Be Dun Tan
It is hard to believe that cucumbers can instill such love, but Dung has used this to transform his business practices in the Northern Adelaide plains into a sustainable business model.
The first days
While Dung enjoyed his corporate life working for Fortune 500 in the heart of Hong Kong, while a child was on the road, Dung and his partner decided to return to their small family in Adelaide.
Demand, the one-year-old, and the little Red Dinner traveling door began to be a humble act of buying cookies from local farmers and distributing them to distributors.
However, Dun began to grow a little bit by applying what he had learned to the agricultural sector in terms of creativity and business.
Here are some innovative ways in which dung demand has turned production into a thriving local business
Using Playford’s LoRaWAN network
Derezer learned about wildlife during a seminar at the Stratton Center, and was able to significantly reduce costs by connecting to Playford City’s Loravan network. This modern network is the same network that helps the council to know which is empty (eliminating unnecessary labor travel and reducing local traffic emissions).

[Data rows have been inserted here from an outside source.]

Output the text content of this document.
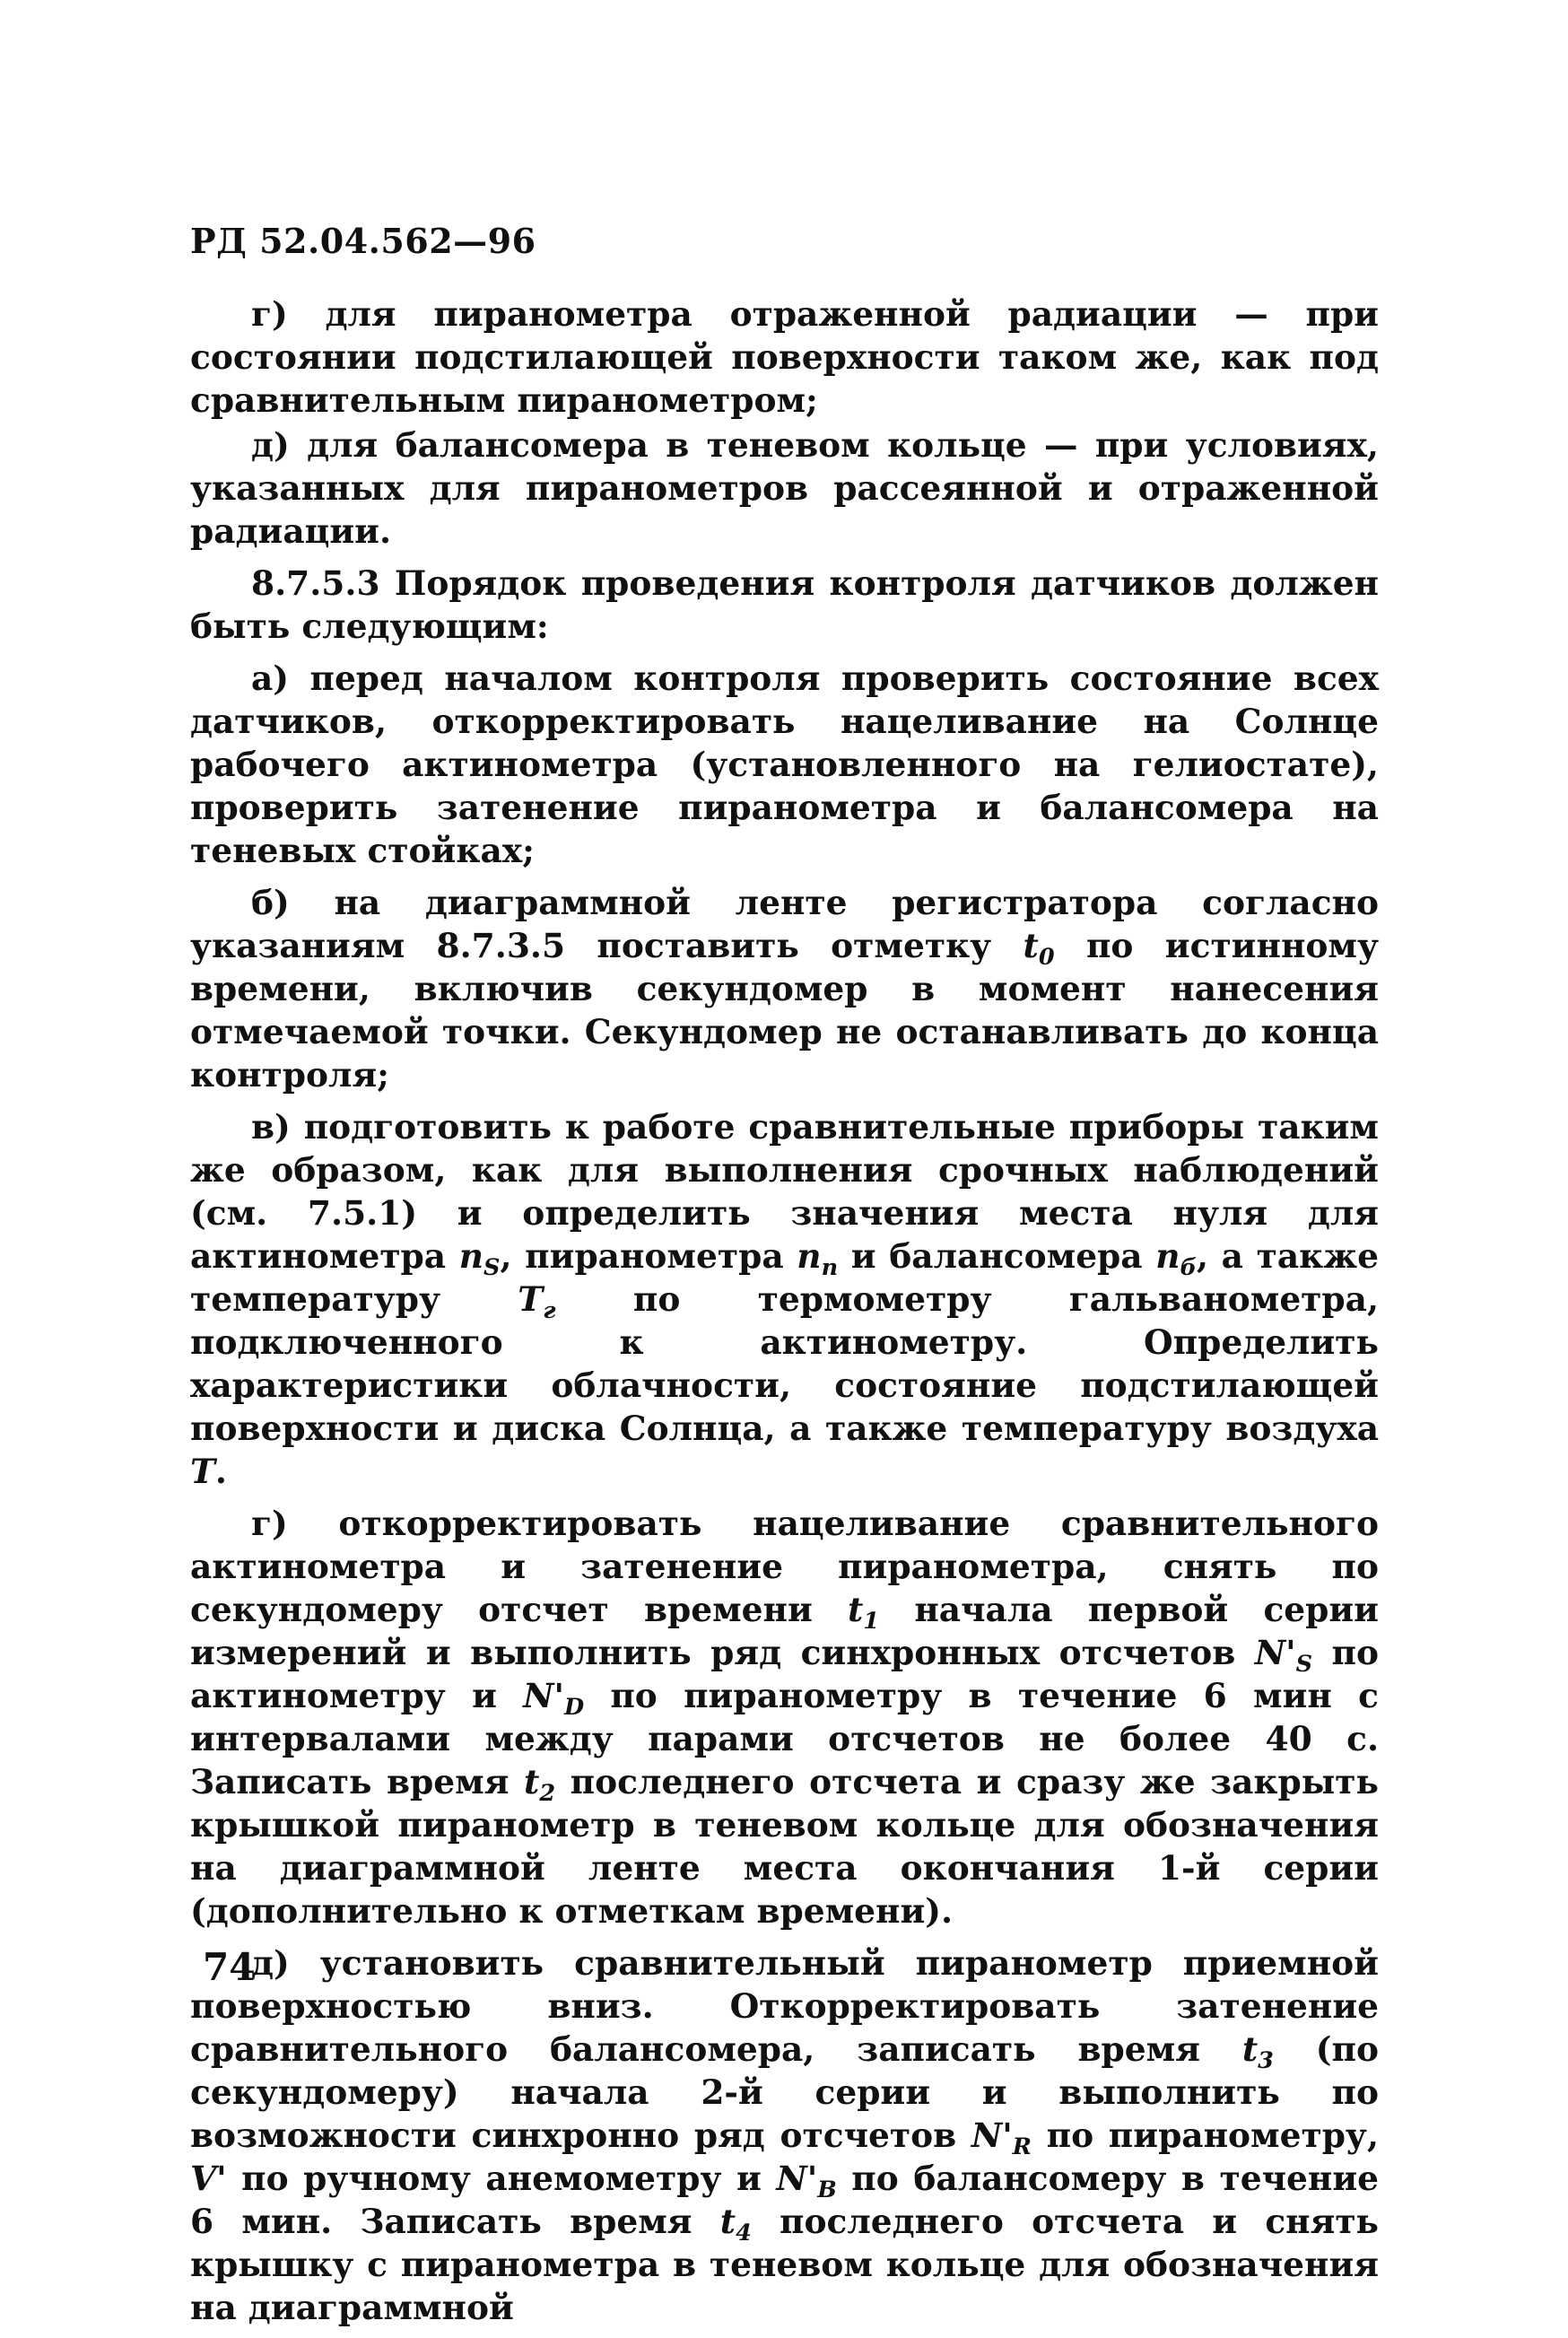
РД 52.04.562—96

г) для пиранометра отраженной радиации — при состоянии подстилающей поверхности таком же, как под сравнительным пиранометром;

д) для балансомера в теневом кольце — при условиях, указанных для пиранометров рассеянной и отраженной радиации.

8.7.5.3 Порядок проведения контроля датчиков должен быть следующим:

а) перед началом контроля проверить состояние всех датчиков, откорректировать нацеливание на Солнце рабочего актинометра (установленного на гелиостате), проверить затенение пиранометра и балансомера на теневых стойках;

б) на диаграммной ленте регистратора согласно указаниям 8.7.3.5 поставить отметку $t_0$ по истинному времени, включив секундомер в момент нанесения отмечаемой точки. Секундомер не останавливать до конца контроля;

в) подготовить к работе сравнительные приборы таким же образом, как для выполнения срочных наблюдений (см. 7.5.1) и определить значения места нуля для актинометра $n_S$, пиранометра $n_п$ и балансомера $n_б$, а также температуру $T_г$ по термометру гальванометра, подключенного к актинометру. Определить характеристики облачности, состояние подстилающей поверхности и диска Солнца, а также температуру воздуха T.

г) откорректировать нацеливание сравнительного актинометра и затенение пиранометра, снять по секундомеру отсчет времени $t_1$ начала первой серии измерений и выполнить ряд синхронных отсчетов $N'_S$ по актинометру и $N'_D$ по пиранометру в течение 6 мин с интервалами между парами отсчетов не более 40 с. Записать время $t_2$ последнего отсчета и сразу же закрыть крышкой пиранометр в теневом кольце для обозначения на диаграммной ленте места окончания 1-й серии (дополнительно к отметкам времени).

д) установить сравнительный пиранометр приемной поверхностью вниз. Откорректировать затенение сравнительного балансомера, записать время $t_3$ (по секундомеру) начала 2-й серии и выполнить по возможности синхронно ряд отсчетов $N'_R$ по пиранометру, V' по ручному анемометру и $N'_B$ по балансомеру в течение 6 мин. Записать время $t_4$ последнего отсчета и снять крышку с пиранометра в теневом кольце для обозначения на диаграммной

74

The system connects to the “end devices” within a 15-kilometer radius of the Gateway Antenna network on the roof of the Streton Center, Virginia Horticulture Center and Playford Operations Centers. They are allowed to use the system, such as proprietary finishing equipment, such as proprietary products.
If it is a product of interest, direct contact with this system means that manure can place various battery-powered sensors at various stations (tens of thousands of dollars on water bills) to identify the optimal amount of water needed to keep a crop healthy – and monitor plant nutrition levels in real time – all from the office Without leaving.
Investing in people
Dung is also a strong believer in supporting new communities to grow, and is helping the company and its business partners achieve financial independence.

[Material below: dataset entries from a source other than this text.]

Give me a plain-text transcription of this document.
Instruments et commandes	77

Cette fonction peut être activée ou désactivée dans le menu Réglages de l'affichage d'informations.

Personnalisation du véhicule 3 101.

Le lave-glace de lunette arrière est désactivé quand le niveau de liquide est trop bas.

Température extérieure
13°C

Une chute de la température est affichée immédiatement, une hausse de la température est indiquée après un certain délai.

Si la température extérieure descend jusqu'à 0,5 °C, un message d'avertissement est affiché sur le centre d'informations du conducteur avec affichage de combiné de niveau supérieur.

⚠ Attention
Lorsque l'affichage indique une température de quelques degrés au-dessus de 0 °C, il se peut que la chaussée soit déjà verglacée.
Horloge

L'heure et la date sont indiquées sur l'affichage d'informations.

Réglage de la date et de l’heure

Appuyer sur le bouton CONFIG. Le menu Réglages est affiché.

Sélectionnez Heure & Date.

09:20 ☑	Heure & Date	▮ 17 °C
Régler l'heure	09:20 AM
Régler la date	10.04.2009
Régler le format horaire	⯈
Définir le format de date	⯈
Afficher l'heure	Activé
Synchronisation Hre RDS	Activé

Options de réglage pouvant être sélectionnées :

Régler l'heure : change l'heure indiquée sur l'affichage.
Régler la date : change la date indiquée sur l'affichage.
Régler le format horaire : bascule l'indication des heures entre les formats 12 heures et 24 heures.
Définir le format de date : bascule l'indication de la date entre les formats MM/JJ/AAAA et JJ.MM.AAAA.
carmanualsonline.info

“Yesterday I was celebrating with the mistress of our growing African community after the team completed its first implant. It was encouraging to see what it meant for them. ”
She came from an agronomist background through CSIRO, who first approached me a year ago and discussed the development of hydroponics and conservation crops.
“I am fortunate to be able to earn money for my first job through my channels. Being able to set up a business model with my accountant and sustainable means that she can recover financially once her business is established.
We have a three-year plan to buy her own house, which we do a lot of in our own home. In fact, we give our employees the first home bonus when they reach that standard of living.
Like many business owners in the North Adelaide plains, Dung understands the importance of the future of the business.
What I know is that our sustainability is not only for the planet, but also because we are at a critical juncture in daily business.
“The main water is expensive to use, so we carry rainwater, and we use groundwater through the wells we have built. For power, Tom from the Playford City Business Support Team helped us with our application to help us move from 75mm panels to 175mm panels to make our cool room more efficient and flexible.
We now have 60 kilowatts of solar energy on site, and 30 kilowatts can be fed back into the grid.
Dung believes that the production of demand has now been completed, with the focus now on creating more productivity, investing more in making the business more sustainable, and working with like-minded people to grow some of the northern Adelaide plains. Australian high quality product.
We look forward to seeing what the product of demand can achieve next!